Luke Bennett was a punctual man, discovered Madeline as the state-of-the-art security cameras showed him summoning the private lift to the apartment block’s foyer area at five minutes to seven that evening. Madeline had taken Yun’s advice and wore a fitted deep-green dress that emphasised her assets and the green flecks in her eyes. Yun had helped wind her hair up into an elegant roll, secured with many hidden pins. The jade hairpin came last—with its five silver threads studded with tiny oyster pearls.

‘Stop fidgeting,’ said Yun, and prepared to open the door. ‘He’s just a man.’

‘Right.’ Just a man.

A man who wore dark grey dress trousers and a crisp white shirt with an ease she’d never expected of him. A man whose elegant clothes served only to emphasise the raw power and masculinity of the body beneath. His dark hair was tousled and his face could have launched a thousand fantasies and probably had. It was the eyes that did it—those magnificent tawny eyes.

‘You’re no Monkey,’ said Yun accusingly. ‘And you definitely no Ox.’

Luke Bennett stared down at the tiny woman whose head barely topped his elbow. ‘No,’ he said as his bemused and oddly helpless gaze cut to Madeline. ‘I’m not.’

A helpless Luke Bennett settled Madeline’s butterflies considerably. ‘Yun, this is Luke Bennett. Luke, meet Yun, my housekeeper.’

‘Could be Dragon but not so likely.’ Yun sighed sorrowfully. ‘I’ll bring out the antelope.’
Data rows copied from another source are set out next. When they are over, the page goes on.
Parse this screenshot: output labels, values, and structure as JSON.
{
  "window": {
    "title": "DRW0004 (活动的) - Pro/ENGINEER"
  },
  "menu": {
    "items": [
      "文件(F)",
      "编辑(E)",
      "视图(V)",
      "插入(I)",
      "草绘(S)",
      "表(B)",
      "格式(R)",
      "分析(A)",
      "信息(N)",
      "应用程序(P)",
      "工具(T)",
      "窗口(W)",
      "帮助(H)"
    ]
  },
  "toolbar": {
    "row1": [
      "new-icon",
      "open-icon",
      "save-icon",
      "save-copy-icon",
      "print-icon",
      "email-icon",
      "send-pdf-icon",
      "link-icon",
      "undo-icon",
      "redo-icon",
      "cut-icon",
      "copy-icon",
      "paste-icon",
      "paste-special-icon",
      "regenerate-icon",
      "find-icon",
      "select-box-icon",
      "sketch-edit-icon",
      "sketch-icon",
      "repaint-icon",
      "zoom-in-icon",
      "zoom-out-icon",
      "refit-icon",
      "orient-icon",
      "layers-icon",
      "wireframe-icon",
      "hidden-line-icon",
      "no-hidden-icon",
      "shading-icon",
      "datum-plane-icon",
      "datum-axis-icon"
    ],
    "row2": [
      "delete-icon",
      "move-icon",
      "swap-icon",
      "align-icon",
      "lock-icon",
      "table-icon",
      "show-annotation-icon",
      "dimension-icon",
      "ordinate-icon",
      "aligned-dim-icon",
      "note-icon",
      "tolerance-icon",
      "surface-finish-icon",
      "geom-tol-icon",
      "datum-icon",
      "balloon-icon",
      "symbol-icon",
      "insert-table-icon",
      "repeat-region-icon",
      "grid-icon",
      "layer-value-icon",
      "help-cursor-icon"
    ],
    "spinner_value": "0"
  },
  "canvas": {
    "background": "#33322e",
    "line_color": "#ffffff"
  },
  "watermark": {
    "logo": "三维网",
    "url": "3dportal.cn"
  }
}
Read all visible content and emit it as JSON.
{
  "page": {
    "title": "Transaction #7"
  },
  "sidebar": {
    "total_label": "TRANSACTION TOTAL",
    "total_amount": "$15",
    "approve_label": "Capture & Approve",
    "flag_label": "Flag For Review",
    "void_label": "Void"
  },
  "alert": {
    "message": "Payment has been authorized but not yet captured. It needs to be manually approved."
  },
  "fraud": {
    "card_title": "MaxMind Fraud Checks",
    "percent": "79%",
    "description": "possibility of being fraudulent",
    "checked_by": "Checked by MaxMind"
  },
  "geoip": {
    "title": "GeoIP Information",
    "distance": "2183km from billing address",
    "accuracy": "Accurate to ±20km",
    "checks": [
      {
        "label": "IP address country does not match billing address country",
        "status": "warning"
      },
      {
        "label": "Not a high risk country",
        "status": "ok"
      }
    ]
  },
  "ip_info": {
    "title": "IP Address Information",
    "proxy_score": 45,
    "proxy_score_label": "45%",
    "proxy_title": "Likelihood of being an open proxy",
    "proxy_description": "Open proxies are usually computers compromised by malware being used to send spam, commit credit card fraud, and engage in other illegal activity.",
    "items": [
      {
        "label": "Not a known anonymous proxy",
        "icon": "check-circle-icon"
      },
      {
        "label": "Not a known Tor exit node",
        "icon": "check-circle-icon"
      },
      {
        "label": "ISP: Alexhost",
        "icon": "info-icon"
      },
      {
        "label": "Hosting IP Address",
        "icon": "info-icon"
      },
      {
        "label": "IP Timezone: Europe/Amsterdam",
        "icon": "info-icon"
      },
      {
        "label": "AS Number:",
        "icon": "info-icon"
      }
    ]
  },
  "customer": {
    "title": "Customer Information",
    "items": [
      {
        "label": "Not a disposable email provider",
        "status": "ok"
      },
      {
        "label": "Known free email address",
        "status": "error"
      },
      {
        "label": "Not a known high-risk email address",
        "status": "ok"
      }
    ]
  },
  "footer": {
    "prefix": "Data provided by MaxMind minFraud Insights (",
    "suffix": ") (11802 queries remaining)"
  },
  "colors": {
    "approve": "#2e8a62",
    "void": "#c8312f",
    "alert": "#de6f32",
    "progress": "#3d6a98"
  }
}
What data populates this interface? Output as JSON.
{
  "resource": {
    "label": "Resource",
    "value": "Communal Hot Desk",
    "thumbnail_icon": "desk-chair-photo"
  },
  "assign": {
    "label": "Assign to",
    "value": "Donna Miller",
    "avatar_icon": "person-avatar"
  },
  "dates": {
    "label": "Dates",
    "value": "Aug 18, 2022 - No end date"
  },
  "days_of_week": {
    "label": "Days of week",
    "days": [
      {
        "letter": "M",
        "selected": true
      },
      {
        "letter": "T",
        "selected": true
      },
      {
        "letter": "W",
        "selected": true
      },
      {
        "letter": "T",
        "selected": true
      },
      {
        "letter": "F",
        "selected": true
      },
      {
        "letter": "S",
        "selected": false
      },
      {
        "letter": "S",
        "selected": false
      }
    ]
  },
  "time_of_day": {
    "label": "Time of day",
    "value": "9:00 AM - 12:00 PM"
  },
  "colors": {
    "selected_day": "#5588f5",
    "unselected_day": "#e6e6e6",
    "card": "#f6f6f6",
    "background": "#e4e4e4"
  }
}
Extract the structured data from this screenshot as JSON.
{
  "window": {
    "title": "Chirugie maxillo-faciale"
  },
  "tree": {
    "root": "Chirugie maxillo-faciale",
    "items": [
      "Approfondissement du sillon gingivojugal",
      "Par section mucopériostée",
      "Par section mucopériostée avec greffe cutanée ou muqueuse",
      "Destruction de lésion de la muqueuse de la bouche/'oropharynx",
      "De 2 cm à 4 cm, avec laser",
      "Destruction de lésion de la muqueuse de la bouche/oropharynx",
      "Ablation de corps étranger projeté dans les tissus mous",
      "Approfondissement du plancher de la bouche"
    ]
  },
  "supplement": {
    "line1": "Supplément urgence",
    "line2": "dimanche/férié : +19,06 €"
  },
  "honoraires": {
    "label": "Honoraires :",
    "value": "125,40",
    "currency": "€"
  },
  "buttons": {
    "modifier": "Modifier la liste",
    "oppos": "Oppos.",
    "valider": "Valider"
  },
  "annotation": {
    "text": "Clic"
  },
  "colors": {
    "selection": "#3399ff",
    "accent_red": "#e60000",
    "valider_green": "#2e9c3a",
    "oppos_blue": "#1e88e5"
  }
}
Not a lot a man could say to a statement like that. Luke said nothing, just watched Yun disappear through a wide archway as she headed for the kitchen. Madeline summoned a hostess’s smile as Luke returned his gaze to her, seemingly oblivious to the wall full of museum-quality silk tapestries and the occasional priceless vase.

‘How’s Po?’ she asked.

‘Busy, I hope. Because when he’s not he’s prodigiously good at finding trouble.’

‘And your brother?’

‘Also busy.’

And that was the extent of Madeline’s small talk. Common ground extinguished. Dangerous new territory stretching out before them. She wondered if Luke knew what he was doing in pursuing the lightning attraction that sparked between them. Madeline certainly didn’t.

She’d always preferred
not
to play with lightning.

‘Would you like a drink?’ Madeline moved towards a high-topped bench in the corner. The bar was behind it, cleverly concealed by panelling that slid aside to reveal the drinks selection on hand. Hospitality was important in this part of the world and the subtleties of what was offered and how were endless. William had taught her that. Pity he hadn’t taught her what to offer a golden-eyed warrior who didn’t necessarily like her but who wanted
her with an intensity that left her breathless. ‘Yun’s just gone to get a tray of nibbles for us.’

‘You didn’t have to go to any trouble,’ he murmured.

‘It wasn’t any trouble. Yun enjoys putting her culinary talents to use.’ Madeline offered up what she hoped was a serene smile. ‘She’s done every cooking course known to man, and she’ll scold me if I haven’t poured you a glass of something before she gets back.’